La Fable des abeilles de Mandeville est une sorte de conte philosophique au moyen duquel ce célèbre représentant des premières formes d’utilitarisme compare la société humaine à une société animale, et cherche ainsi à montrer que les hommes n’ont pas naturellement intérêt à se détruire mutuellement, mais sont enclins à coopérer pour le plus grand bien-être de tous et de chacun. Pourtant, l’histoire semble démontrer que cette utopie d’une société naturelle, qui se dispenserait de la régulation politique et juridique d’un État, ne peut exister en pratique et confine au conflit. La nature peut-elle être une norme, un fondement de la sociabilité ? Y a-t-il un sens à parler de sociétés naturelles ? Comment distinguer les critères de la naturalité ?
Réfléchir à la question de savoir si certaines sociétés sont plus naturelles que d’autres engage ainsi à se poser le problème de ce qui fait le lien social, et, si tant est qu’il peut sembler naturel, à s’interroger sur la façon de respecter cette forme de naturalité. Le problème paraît en ce sens reposer sur une contradiction évidente : toute société semble à la fois naturelle, puisqu’elle est composée d’individus qui sont d’abord déterminés par ce qu’ils sont par nature, comme non naturelle, puisqu’elle implique nécessairement que la coexistence entre ces individus modifie la simple expression de ce qu’ils sont par nature, au point de construire une culture qui discipline, voire bouleverse, les données naturelles. Quelle est la limite au-delà de laquelle la transformation de la nature permet de caractériser un arrachement à cette nature ? Toute culture n’est-elle pas par principe une non-nature ? Jusqu’à quel point peut-on identifier une nature qui serait un norme, et au regard de laquelle on pourrait distinguer des sociétés plus naturelles que d’autres ?

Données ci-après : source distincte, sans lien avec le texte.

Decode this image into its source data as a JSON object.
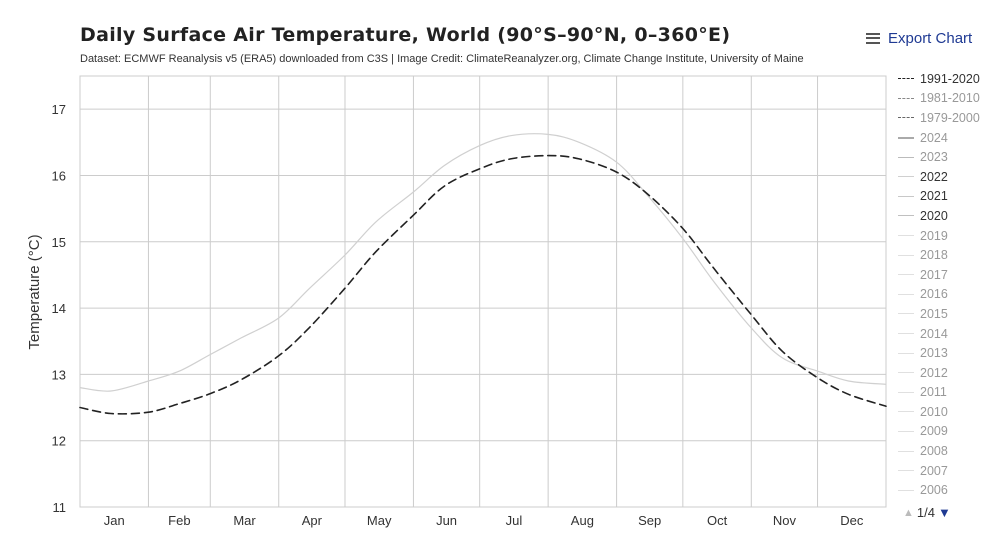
{
  "header": {
    "title": "Daily Surface Air Temperature, World (90°S–90°N, 0–360°E)",
    "subtitle": "Dataset: ECMWF Reanalysis v5 (ERA5) downloaded from C3S | Image Credit: ClimateReanalyzer.org, Climate Change Institute, University of Maine",
    "export_label": "Export Chart",
    "export_icon": "menu-icon"
  },
  "pager": {
    "text": "1/4",
    "up_icon": "triangle-up-icon",
    "down_icon": "triangle-down-icon"
  },
  "chart_data": {
    "type": "line",
    "title": "Daily Surface Air Temperature, World (90°S–90°N, 0–360°E)",
    "xlabel": "",
    "ylabel": "Temperature (°C)",
    "ylim": [
      11,
      17.5
    ],
    "yticks": [
      11,
      12,
      13,
      14,
      15,
      16,
      17
    ],
    "xlim": [
      1,
      366
    ],
    "month_labels": [
      "Jan",
      "Feb",
      "Mar",
      "Apr",
      "May",
      "Jun",
      "Jul",
      "Aug",
      "Sep",
      "Oct",
      "Nov",
      "Dec"
    ],
    "grid": true,
    "legend_position": "right",
    "series": [
      {
        "name": "1991-2020",
        "color": "#222222",
        "dash": "8,5",
        "width": 1.6,
        "x": [
          1,
          15,
          32,
          46,
          60,
          74,
          91,
          105,
          121,
          135,
          152,
          166,
          182,
          196,
          213,
          227,
          244,
          258,
          274,
          288,
          305,
          319,
          335,
          349,
          366
        ],
        "y": [
          12.5,
          12.41,
          12.43,
          12.56,
          12.71,
          12.92,
          13.28,
          13.71,
          14.3,
          14.85,
          15.4,
          15.84,
          16.1,
          16.25,
          16.3,
          16.25,
          16.05,
          15.72,
          15.2,
          14.6,
          13.9,
          13.35,
          12.95,
          12.7,
          12.52
        ]
      },
      {
        "name": "1981-2010",
        "color": "#888888",
        "dash": "7,3,2,3",
        "width": 1.4,
        "x": [],
        "y": []
      },
      {
        "name": "1979-2000",
        "color": "#666666",
        "dash": "6,4",
        "width": 1.4,
        "x": [],
        "y": []
      },
      {
        "name": "2024",
        "color": "#aaaaaa",
        "dash": "",
        "width": 2.6,
        "x": [],
        "y": []
      },
      {
        "name": "2023",
        "color": "#bbbbbb",
        "dash": "",
        "width": 1.2,
        "x": [],
        "y": []
      },
      {
        "name": "2022",
        "color": "#d0d0d0",
        "dash": "",
        "width": 1.2,
        "x": [
          1,
          15,
          32,
          46,
          60,
          74,
          91,
          105,
          121,
          135,
          152,
          166,
          182,
          196,
          213,
          227,
          244,
          258,
          274,
          288,
          305,
          319,
          335,
          349,
          366
        ],
        "y": [
          12.8,
          12.75,
          12.9,
          13.05,
          13.3,
          13.55,
          13.85,
          14.3,
          14.8,
          15.3,
          15.75,
          16.15,
          16.45,
          16.6,
          16.62,
          16.5,
          16.2,
          15.7,
          15.05,
          14.4,
          13.7,
          13.25,
          13.05,
          12.9,
          12.85
        ]
      },
      {
        "name": "2021",
        "color": "#c8c8c8",
        "dash": "",
        "width": 1.2,
        "x": [],
        "y": []
      },
      {
        "name": "2020",
        "color": "#c0c0c0",
        "dash": "",
        "width": 1.2,
        "x": [],
        "y": []
      },
      {
        "name": "2019",
        "color": "#e0e0e0",
        "dash": "",
        "width": 1.0,
        "x": [],
        "y": []
      },
      {
        "name": "2018",
        "color": "#e0e0e0",
        "dash": "",
        "width": 1.0,
        "x": [],
        "y": []
      },
      {
        "name": "2017",
        "color": "#e0e0e0",
        "dash": "",
        "width": 1.0,
        "x": [],
        "y": []
      },
      {
        "name": "2016",
        "color": "#e0e0e0",
        "dash": "",
        "width": 1.0,
        "x": [],
        "y": []
      },
      {
        "name": "2015",
        "color": "#e0e0e0",
        "dash": "",
        "width": 1.0,
        "x": [],
        "y": []
      },
      {
        "name": "2014",
        "color": "#e0e0e0",
        "dash": "",
        "width": 1.0,
        "x": [],
        "y": []
      },
      {
        "name": "2013",
        "color": "#e0e0e0",
        "dash": "",
        "width": 1.0,
        "x": [],
        "y": []
      },
      {
        "name": "2012",
        "color": "#e0e0e0",
        "dash": "",
        "width": 1.0,
        "x": [],
        "y": []
      },
      {
        "name": "2011",
        "color": "#e0e0e0",
        "dash": "",
        "width": 1.0,
        "x": [],
        "y": []
      },
      {
        "name": "2010",
        "color": "#e0e0e0",
        "dash": "",
        "width": 1.0,
        "x": [],
        "y": []
      },
      {
        "name": "2009",
        "color": "#e0e0e0",
        "dash": "",
        "width": 1.0,
        "x": [],
        "y": []
      },
      {
        "name": "2008",
        "color": "#e0e0e0",
        "dash": "",
        "width": 1.0,
        "x": [],
        "y": []
      },
      {
        "name": "2007",
        "color": "#e0e0e0",
        "dash": "",
        "width": 1.0,
        "x": [],
        "y": []
      },
      {
        "name": "2006",
        "color": "#e0e0e0",
        "dash": "",
        "width": 1.0,
        "x": [],
        "y": []
      }
    ],
    "legend_text_colors": [
      "#333333",
      "#999999",
      "#999999",
      "#999999",
      "#999999",
      "#333333",
      "#333333",
      "#333333",
      "#999999",
      "#999999",
      "#999999",
      "#999999",
      "#999999",
      "#999999",
      "#999999",
      "#999999",
      "#999999",
      "#999999",
      "#999999",
      "#999999",
      "#999999",
      "#999999"
    ]
  }
}
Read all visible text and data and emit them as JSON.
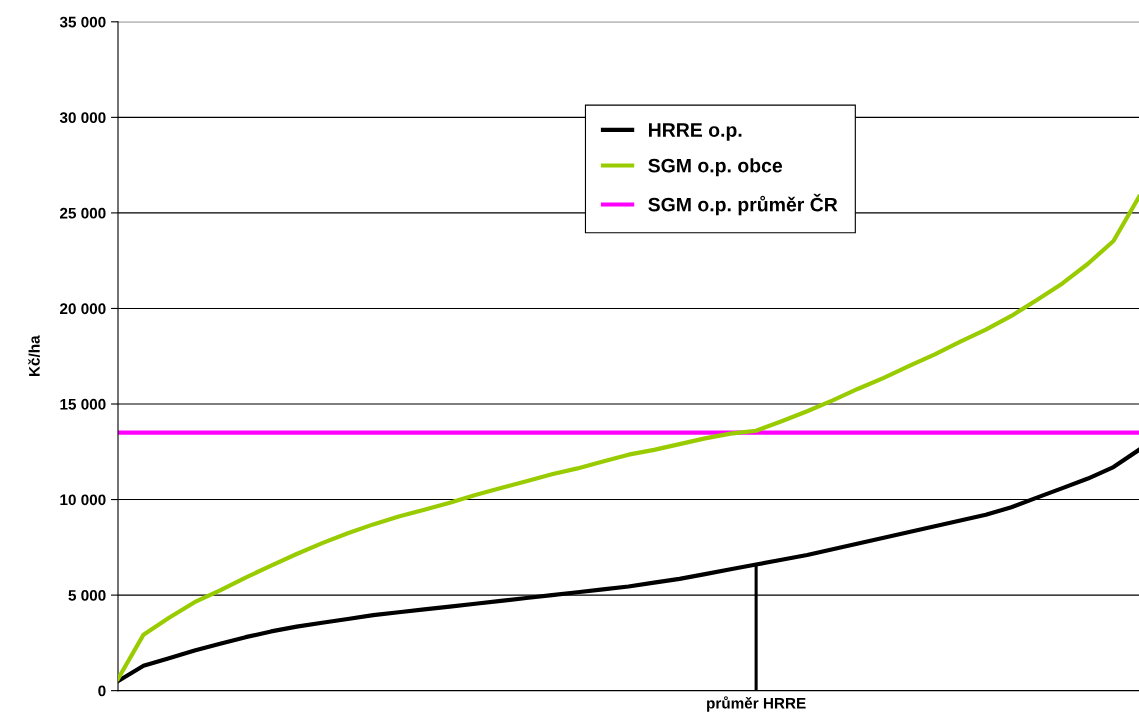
{
  "chart_data": {
    "type": "line",
    "ylabel": "Kč/ha",
    "categories": [
      null,
      null,
      null,
      null,
      null,
      null,
      null,
      null,
      null,
      null,
      null,
      null,
      null,
      null,
      null,
      null,
      null,
      null,
      null,
      null,
      null,
      null,
      null,
      null,
      null,
      null,
      null,
      null,
      null,
      null,
      null,
      null,
      null,
      null,
      null,
      null,
      null,
      null,
      null,
      null,
      null
    ],
    "ylim": [
      0,
      35000
    ],
    "yticks": [
      {
        "value": 0,
        "label": "0"
      },
      {
        "value": 5000,
        "label": "5 000"
      },
      {
        "value": 10000,
        "label": "10 000"
      },
      {
        "value": 15000,
        "label": "15 000"
      },
      {
        "value": 20000,
        "label": "20 000"
      },
      {
        "value": 25000,
        "label": "25 000"
      },
      {
        "value": 30000,
        "label": "30 000"
      },
      {
        "value": 35000,
        "label": "35 000"
      }
    ],
    "grid": "y",
    "legend": "top",
    "marker": "none",
    "line_style": "solid",
    "annotations": [
      "průměr HRRE"
    ],
    "series": [
      {
        "name": "HRRE o.p.",
        "color": "#000000",
        "values": [
          500,
          1300,
          1700,
          2100,
          2450,
          2800,
          3100,
          3350,
          3550,
          3750,
          3950,
          4100,
          4250,
          4400,
          4550,
          4700,
          4850,
          5000,
          5150,
          5300,
          5450,
          5650,
          5850,
          6100,
          6350,
          6600,
          6850,
          7100,
          7400,
          7700,
          8000,
          8300,
          8600,
          8900,
          9200,
          9600,
          10100,
          10600,
          11100,
          11700,
          12600
        ]
      },
      {
        "name": "SGM o.p. obce",
        "color": "#99cc00",
        "values": [
          620,
          2930,
          3810,
          4630,
          5250,
          5920,
          6540,
          7150,
          7720,
          8240,
          8700,
          9110,
          9470,
          9830,
          10240,
          10600,
          10960,
          11320,
          11630,
          11990,
          12350,
          12600,
          12900,
          13200,
          13450,
          13600,
          14100,
          14620,
          15190,
          15800,
          16370,
          16990,
          17600,
          18270,
          18890,
          19610,
          20440,
          21310,
          22340,
          23530,
          25840
        ]
      },
      {
        "type": "bar",
        "color": "#000000",
        "values": [
          null,
          null,
          null,
          null,
          null,
          null,
          null,
          null,
          null,
          null,
          null,
          null,
          null,
          null,
          null,
          null,
          null,
          null,
          null,
          null,
          null,
          null,
          null,
          null,
          null,
          6600,
          null,
          null,
          null,
          null,
          null,
          null,
          null,
          null,
          null,
          null,
          null,
          null,
          null,
          null,
          null
        ]
      }
    ],
    "ref_lines": [
      {
        "axis": "y",
        "value": 13500,
        "label": "SGM o.p. průměr ČR",
        "color": "#ff00ff",
        "line_style": "solid"
      }
    ]
  }
}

Nous chercherons tout d’abord à définir la notion de société naturelle, afin de montrer qu’elle permet de distinguer différents types de sociétés, naturelles et non naturelles. Nous en viendrons toutefois ensuite à constater que le critère de distinction que nous avons construit revient à essentialiser le comportement de l’homme, et à ne pas prendre conscience que la notion de nature ne peut signifier la même chose chez l’homme que pour tout animal. Dès lors, nous tenterons, dans la dernière partie de notre raisonnement, de montrer que l’homme a paradoxalement une nature culturelle, c’est-à-dire qu’il n’est possible à son égard de parler de société naturelle qu’en acceptant que le critère naturel se fonde moins sur des caractéristiques essentielles que sur des valeurs morales.